The shop was open, so i took the opportunity to go crazy with fizzy drinks and food and worry about how to pack it when I got outside. I figured I’d be needing enough for tonight if I missed out on the pub food and also the following morning and lunch, so I didn’t skimp. Berten came and went as I dithered and Ron turned up as I sneaked into the campsite toilets. He was chilling in the sun as I left – he was going well for someone so relaxed!

The next stretch all the way to Alladale was another that was quite familiar to me, although I’d always done it in full winter conditions, so the lack of ice would make a nice change.

Always pleasant riding through Strathgarve
Dropping out of Longart Forest to cross the River near Inchbae
Leaving the forest in Strath Rannoch
A climb, then a drop to Strath Vaich
Heading for Loch Vaich
Speedy drop to the loch
Into the shade near Deanich Lodge

For all the controversy that surround the plans for Alladale, it is a lovely place to ride through and I had bivied there a few times over the years. This was out of the question today, with hours of light left, so I reluctantly continued after topping up my bottles.

Shady side of Gleann Mor

My aching hands got a bit of relief on the smooth tracks near Alladale Lodge and on the short tarmac stretch round to Croick, where I joined the route towards Ullapool.

Tarmac to Croick
Not going to Ullapool just yet!

I’d done this stretch in reverse 10 years ago, but hardly any of it seemed familiar. The first bit was really fast and easy, getting my hopes up of making the Oykel Bridge Hotel in time for hot food. Unfortunately, the going got a bit rougher further on, so it was looking touch and go. As I slowly made my way up and around to Glen Einig I caught a couple of riders, Fabio and Daniele from Italy, that I recognised from my hotel on Friday night. I paused to say hello and Daniele said something to the effect of “Phew, this is tough!” – can’t argue with that! They followed close behind for a short while on an awkward section and then dropped back just before the top and a some quick descending to the forest and Oykel Bridge.

Heading for Glen Einig

It was half nine when I reached the Oykel Bridge Hotel, so there didn’t seem to be much point going in to enquire about food, especially from reports the previous year. Instead, I kept straight on to the Achness Hotel, which was only a few miles down the road and I’d always fancied popping in to on previous rides but had never had the time. I got there quickly, fantasising about a pot of tea and some crisps, since I figured that was all I’d be able to get. On arrival, it seemed I’d just missed a batch of other riders who’d managed to get a meal, but it was great to get some tea, crisps and biscuits on board anyway.

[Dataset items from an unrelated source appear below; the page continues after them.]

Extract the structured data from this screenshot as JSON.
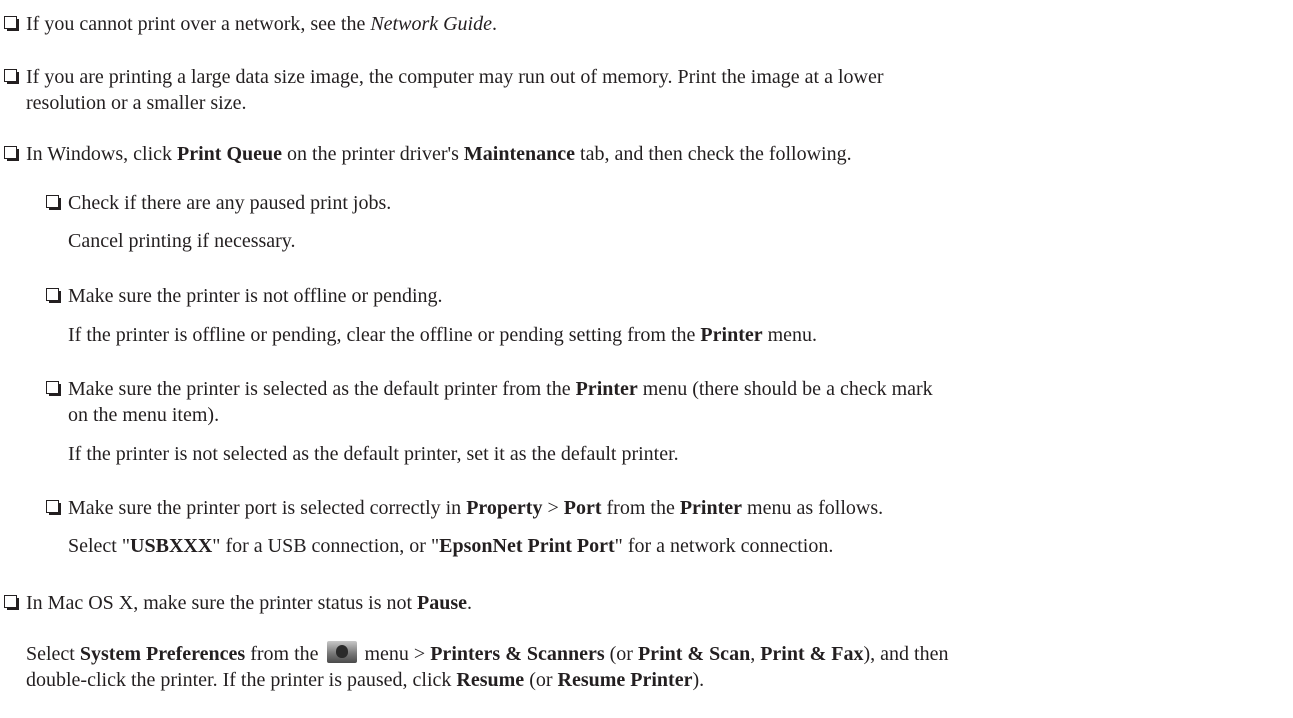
{
  "items": {
    "b1": {
      "pre": "If you cannot print over a network, see the ",
      "italic": "Network Guide",
      "post": "."
    },
    "b2": {
      "line1": "If you are printing a large data size image, the computer may run out of memory. Print the image at a lower",
      "line2": "resolution or a smaller size."
    },
    "b3": {
      "pre": "In Windows, click ",
      "bold1": "Print Queue",
      "mid": " on the printer driver's ",
      "bold2": "Maintenance",
      "post": " tab, and then check the following."
    },
    "s1": {
      "text": "Check if there are any paused print jobs.",
      "note": "Cancel printing if necessary."
    },
    "s2": {
      "text": "Make sure the printer is not offline or pending.",
      "note_pre": "If the printer is offline or pending, clear the offline or pending setting from the ",
      "note_bold": "Printer",
      "note_post": " menu."
    },
    "s3": {
      "pre": "Make sure the printer is selected as the default printer from the ",
      "bold": "Printer",
      "post": " menu (there should be a check mark",
      "line2": "on the menu item).",
      "note": "If the printer is not selected as the default printer, set it as the default printer."
    },
    "s4": {
      "pre": "Make sure the printer port is selected correctly in ",
      "bold1": "Property",
      "sep": " > ",
      "bold2": "Port",
      "mid": " from the ",
      "bold3": "Printer",
      "post": " menu as follows.",
      "note_pre": "Select \"",
      "note_bold1": "USBXXX",
      "note_mid": "\" for a USB connection, or \"",
      "note_bold2": "EpsonNet Print Port",
      "note_post": "\" for a network connection."
    },
    "b4": {
      "pre": "In Mac OS X, make sure the printer status is not ",
      "bold": "Pause",
      "post": "."
    },
    "p1": {
      "pre": "Select ",
      "bold1": "System Preferences",
      "mid1": " from the ",
      "icon": "apple-menu-icon",
      "mid2": " menu > ",
      "bold2": "Printers & Scanners",
      "mid3": " (or ",
      "bold3": "Print & Scan",
      "mid4": ", ",
      "bold4": "Print & Fax",
      "post1": "), and then",
      "line2_pre": "double-click the printer. If the printer is paused, click ",
      "bold5": "Resume",
      "line2_mid": " (or ",
      "bold6": "Resume Printer",
      "line2_post": ")."
    }
  }
}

Caffeine stop at the Achness Hotel

A quick freshen up in the toilets and I felt raring to go again, four cups of tea had done their work! I never normally listen to music whilst riding or running, but I stuck in some earphones and charged my way up Glen Cassley, singing along to Gregory Alan Isakov whilst lit up by an incredibly bright full moon. I didn’t bother with lights apart from my tail light, as I wasn’t expecting any traffic this late and would be off road soon enough. The glen seemed to fly by – it’s weirdly easier to ride up than down for some reason. I thought I would run out of steam by the time I got to the hydro road climb, but the music had really uplifted me, so I carried straight on over the pass, only pausing to say hi to Mark , whose light I’d seen from the bottom and was bedding down before the top. I was aiming for the radio mast on the far side, to give me some phone reception and a good view. It didn’t disappoint, with 4G and a view North to the hills I’d be passing through tomorrow, bathed in the glow of a permanent sunset, thanks to our latitude. I savoured the view for a while and did some internetting, before realising it was 0200 and I really should sleep! Alarm set for 0500 and I arranged my slippy bivy bag as best I could to avoid finding myself at the bottom of the pass when I woke, before passing out surprisingly quickly.